China Update Morgan Stanley

Slowly getting back to normal, Worries outside of China the bigger concern

Daily power coal consumption of the six major power generation groups was down by 2.6% DoD, reaching 58% of pre-Lunar New Year (LNY) levels, well below ~90% at this point during normal years. On an actual YoY basis (i.e., same date), growth edged down to -37% on Feb 24 (vs. -36% on Feb 23 and -15% YTD).


“Return to work” traffic improving steadily: Passenger traffic rose to 15.4mn on Feb 24, with DoD growth accelerating to 4% from the average of 2.6% over the past week, suggesting improving return-to-work traffic. Among people who left tier-1 and tier -2 cities during the two weeks before LNY, 47% have returned (vs. 45% and 44% on Feb 23). In the first day of week 3, intra-city traffic congestion narrowed its YoY decline compared with workdays in similar periods last year, to -27% (vs. avg. of -30% post Feb 9).


More provinces adjusted down emergency response levels: The Politburo classified all regions into low-risk, medium-risk and high-risk categories, urging for full and orderly production resumption in low-risk and medium-risk regions. Over the past 24 hours, three more provinces – Jiangsu, Guangxi, and Guizhou – have lowered their level of Emergency Response Mechanism from level I (highest and most restrictive) to Level II & III, which means less restriction on production resumption and traffic normalization. Currently, provinces that have de-escalated account for 33% of national GDP.

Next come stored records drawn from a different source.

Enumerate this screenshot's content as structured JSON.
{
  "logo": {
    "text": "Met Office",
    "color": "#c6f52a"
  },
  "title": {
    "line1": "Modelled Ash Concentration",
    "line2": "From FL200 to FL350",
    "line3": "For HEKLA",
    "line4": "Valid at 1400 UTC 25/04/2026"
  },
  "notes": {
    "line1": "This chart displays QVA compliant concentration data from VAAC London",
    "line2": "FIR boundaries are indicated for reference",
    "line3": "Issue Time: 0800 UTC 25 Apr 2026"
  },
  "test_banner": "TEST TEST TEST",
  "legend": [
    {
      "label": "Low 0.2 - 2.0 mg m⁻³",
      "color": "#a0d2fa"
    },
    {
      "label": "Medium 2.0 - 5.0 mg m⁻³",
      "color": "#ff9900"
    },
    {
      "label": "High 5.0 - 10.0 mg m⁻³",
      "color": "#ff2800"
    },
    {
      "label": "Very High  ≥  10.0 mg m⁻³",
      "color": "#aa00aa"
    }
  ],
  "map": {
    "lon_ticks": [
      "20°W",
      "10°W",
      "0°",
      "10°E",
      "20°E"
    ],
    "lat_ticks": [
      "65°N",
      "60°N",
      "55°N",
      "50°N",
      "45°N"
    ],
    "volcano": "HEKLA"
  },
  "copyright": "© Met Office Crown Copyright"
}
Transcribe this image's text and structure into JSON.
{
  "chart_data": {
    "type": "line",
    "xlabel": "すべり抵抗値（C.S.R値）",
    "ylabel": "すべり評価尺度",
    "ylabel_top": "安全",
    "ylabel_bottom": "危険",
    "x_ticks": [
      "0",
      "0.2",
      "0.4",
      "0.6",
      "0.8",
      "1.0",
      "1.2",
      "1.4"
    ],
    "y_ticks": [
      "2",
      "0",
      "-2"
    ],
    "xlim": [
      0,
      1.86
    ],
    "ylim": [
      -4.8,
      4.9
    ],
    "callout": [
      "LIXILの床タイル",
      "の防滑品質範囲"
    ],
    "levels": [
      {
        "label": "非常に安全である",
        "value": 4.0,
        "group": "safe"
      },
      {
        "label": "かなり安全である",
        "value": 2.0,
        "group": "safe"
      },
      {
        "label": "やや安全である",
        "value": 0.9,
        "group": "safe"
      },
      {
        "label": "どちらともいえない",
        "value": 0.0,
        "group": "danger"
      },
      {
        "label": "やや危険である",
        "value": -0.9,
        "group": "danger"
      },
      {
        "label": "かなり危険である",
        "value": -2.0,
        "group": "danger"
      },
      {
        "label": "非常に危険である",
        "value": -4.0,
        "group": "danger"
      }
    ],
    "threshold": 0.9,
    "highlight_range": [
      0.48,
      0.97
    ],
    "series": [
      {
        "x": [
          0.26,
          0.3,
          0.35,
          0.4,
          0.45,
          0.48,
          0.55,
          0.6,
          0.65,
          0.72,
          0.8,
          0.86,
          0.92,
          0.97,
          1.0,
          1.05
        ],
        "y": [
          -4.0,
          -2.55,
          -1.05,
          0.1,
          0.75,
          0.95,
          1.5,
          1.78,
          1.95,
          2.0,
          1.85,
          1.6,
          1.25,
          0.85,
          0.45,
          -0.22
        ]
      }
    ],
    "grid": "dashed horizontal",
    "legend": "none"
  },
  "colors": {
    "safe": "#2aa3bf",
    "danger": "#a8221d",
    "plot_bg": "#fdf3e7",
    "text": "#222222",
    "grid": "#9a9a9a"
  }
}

City-specific property easing on the demand side: The China Zheshang Bank lowered the mortgage down payment ratio for first-time home buyers from 30% to 20% in cities that do not have house purchase restrictions, marking the first commercial bank to take up such measure. That said, we believe this only indicates some city-specific easing, as the PBoC’s 4Q Monetary Policy Implementation report reiterated “houses are for living not speculating”, and the PBoC deputy governor said on Feb 23 that mortgage interest rates would remain at current levels despite the recent LPR cut.